I enjoy good animation. And a good story. And creativity.
Not surprising, then, that I was intrigued by the Samurai Jack series when it hit Cartoon Network in the early 2000s. Admittedly, sometimes I thought it was weird; other times cheesy. And there were episodes I wasn't exactly enthralled with. But there were special times when the whole production team would just nail an episode. The combination of animation, backgrounds, audio, story line, and creativity hit the highest mark. The following clip provides an example.
And so I suppose it shouldn't be surprising that when I discovered menko a couple of years ago, they also intrigued me. The artwork and colors on many menko from the old days are just fantastic. So much so, that when I recently came across a book called Sayonara Home Run—which told the story of baseball and menko in Japan—I snatched it up and read it, cover to cover.
During that reading, I came across a particular Japanese baseball player whose profile reminded me of Samurai Jack.

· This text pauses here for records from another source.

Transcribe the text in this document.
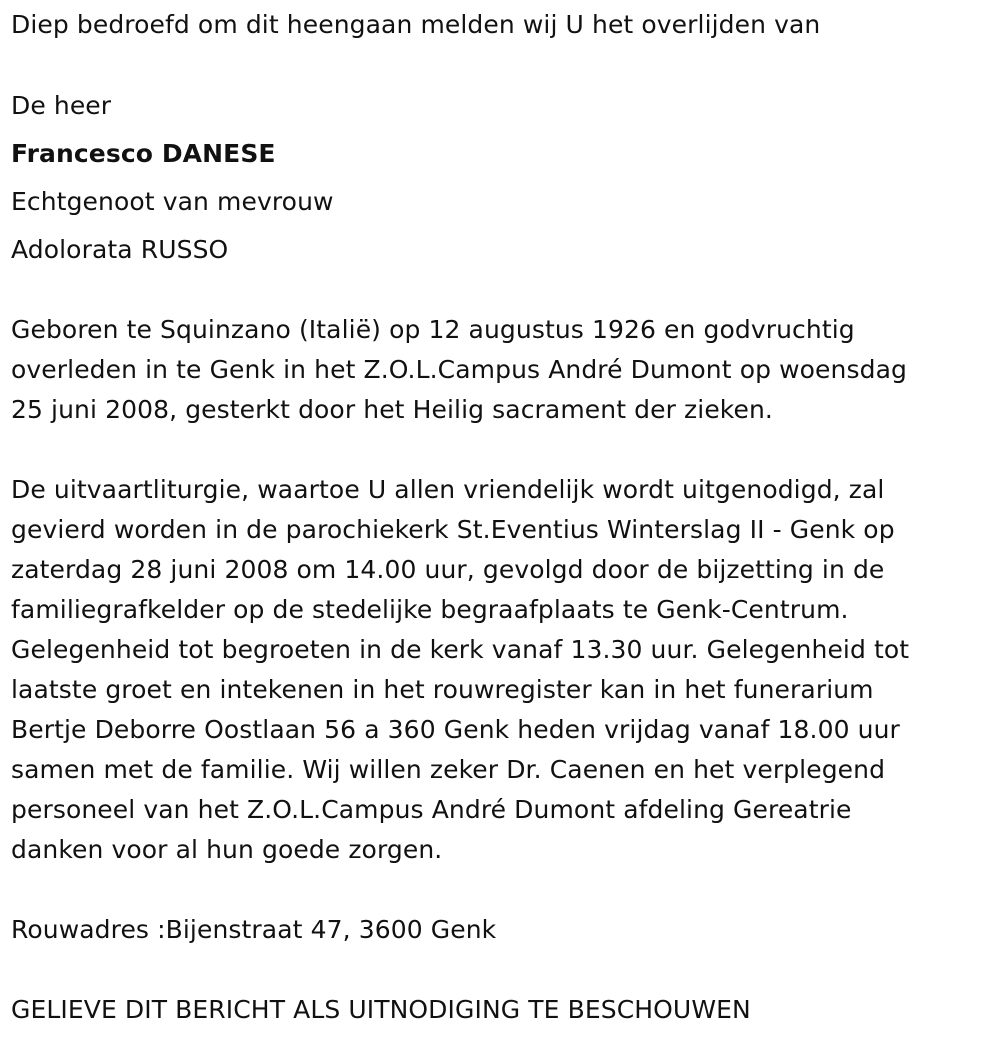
Diep bedroefd om dit heengaan melden wij U het overlijden van
De heer
Francesco DANESE
Echtgenoot van mevrouw
Adolorata RUSSO

Geboren te Squinzano (Italië) op 12 augustus 1926 en godvruchtig
overleden in te Genk in het Z.O.L.Campus André Dumont op woensdag
25 juni 2008, gesterkt door het Heilig sacrament der zieken.

De uitvaartliturgie, waartoe U allen vriendelijk wordt uitgenodigd, zal
gevierd worden in de parochiekerk St.Eventius Winterslag II - Genk op
zaterdag 28 juni 2008 om 14.00 uur, gevolgd door de bijzetting in de
familiegrafkelder op de stedelijke begraafplaats te Genk-Centrum.
Gelegenheid tot begroeten in de kerk vanaf 13.30 uur. Gelegenheid tot
laatste groet en intekenen in het rouwregister kan in het funerarium
Bertje Deborre Oostlaan 56 a 360 Genk heden vrijdag vanaf 18.00 uur
samen met de familie. Wij willen zeker Dr. Caenen en het verplegend
personeel van het Z.O.L.Campus André Dumont afdeling Gereatrie
danken voor al hun goede zorgen.

Rouwadres :Bijenstraat 47, 3600 Genk
GELIEVE DIT BERICHT ALS UITNODIGING TE BESCHOUWEN
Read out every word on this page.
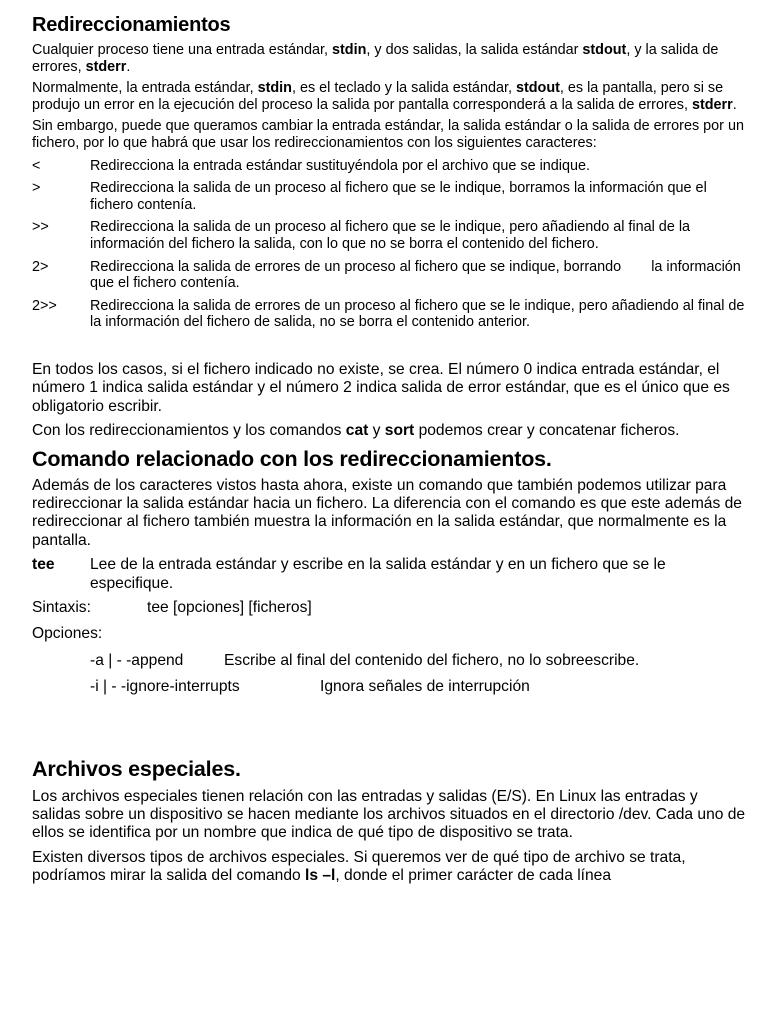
Redireccionamientos

Cualquier proceso tiene una entrada estándar, stdin, y dos salidas, la salida estándar stdout, y la salida de errores, stderr.

Normalmente, la entrada estándar, stdin, es el teclado y la salida estándar, stdout, es la pantalla, pero si se produjo un error en la ejecución del proceso la salida por pantalla corresponderá a la salida de errores, stderr.

Sin embargo, puede que queramos cambiar la entrada estándar, la salida estándar o la salida de errores por un fichero, por lo que habrá que usar los redireccionamientos con los siguientes caracteres:

<	Redirecciona la entrada estándar sustituyéndola por el archivo que se indique.
>	Redirecciona la salida de un proceso al fichero que se le indique, borramos la información que el fichero contenía.
>>	Redirecciona la salida de un proceso al fichero que se le indique, pero añadiendo al final de la información del fichero la salida, con lo que no se borra el contenido del fichero.
2>	Redirecciona la salida de errores de un proceso al fichero que se indique, borrando la información que el fichero contenía.
2>>	Redirecciona la salida de errores de un proceso al fichero que se le indique, pero añadiendo al final de la información del fichero de salida, no se borra el contenido anterior.

En todos los casos, si el fichero indicado no existe, se crea. El número 0 indica entrada estándar, el número 1 indica salida estándar y el número 2 indica salida de error estándar, que es el único que es obligatorio escribir.

Con los redireccionamientos y los comandos cat y sort podemos crear y concatenar ficheros.

Comando relacionado con los redireccionamientos.

Además de los caracteres vistos hasta ahora, existe un comando que también podemos utilizar para redireccionar la salida estándar hacia un fichero. La diferencia con el comando es que este además de redireccionar al fichero también muestra la información en la salida estándar, que normalmente es la pantalla.

tee	Lee de la entrada estándar y escribe en la salida estándar y en un fichero que se le especifique.
Sintaxis:	tee [opciones] [ficheros]

Opciones:

-a | - -append	Escribe al final del contenido del fichero, no lo sobreescribe.
-i | - -ignore-interrupts	Ignora señales de interrupción
Archivos especiales.

Los archivos especiales tienen relación con las entradas y salidas (E/S). En Linux las entradas y salidas sobre un dispositivo se hacen mediante los archivos situados en el directorio /dev. Cada uno de ellos se identifica por un nombre que indica de qué tipo de dispositivo se trata.

Existen diversos tipos de archivos especiales. Si queremos ver de qué tipo de archivo se trata, podríamos mirar la salida del comando ls –l, donde el primer carácter de cada línea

Soon a formula worked itself out in my mind.
Menko + Samurai Jack = Custom Card.
So I got to work. Here's how it turned out. (Front and back shown.)
Design elements on the card front: The Japanese kanji character at top left is for "samurai". The phonetic "Jakku" ties the card to phonetic spellings used on baseball menko of the late-1940s, and indicates how a Japanese speaker might pronounce the American name "Jack" using the syllable sounds of the Japanese language. A famous example from the era is a Babe Ruth menko that spells his name "Bebu Lusu" on the front.
As for the card back, the image of Jack is from an episode that was set in outer space (season 01, episode 05). The number 0105 on top is a little reference to that. On the bottom, the Japanese katakana characters spell out the word "spaceman" (su pe - su man).
For extra realism, I placed the digital designs on top of a scan that I'd made of an actual baseball menko. I really like the way it looks, to the point that I'm going to try printing some here at home. If it works out well, I'll post an update on the blog.
Until then, thanks very much for reading. Hope you enjoyed this special custom menko.
PS: Ryan at Japanese Sumo Wrestling Cards and Menko, thank you for verifying the kanji and katakana characters for me. If the printed versions do work out, you're definitely getting one.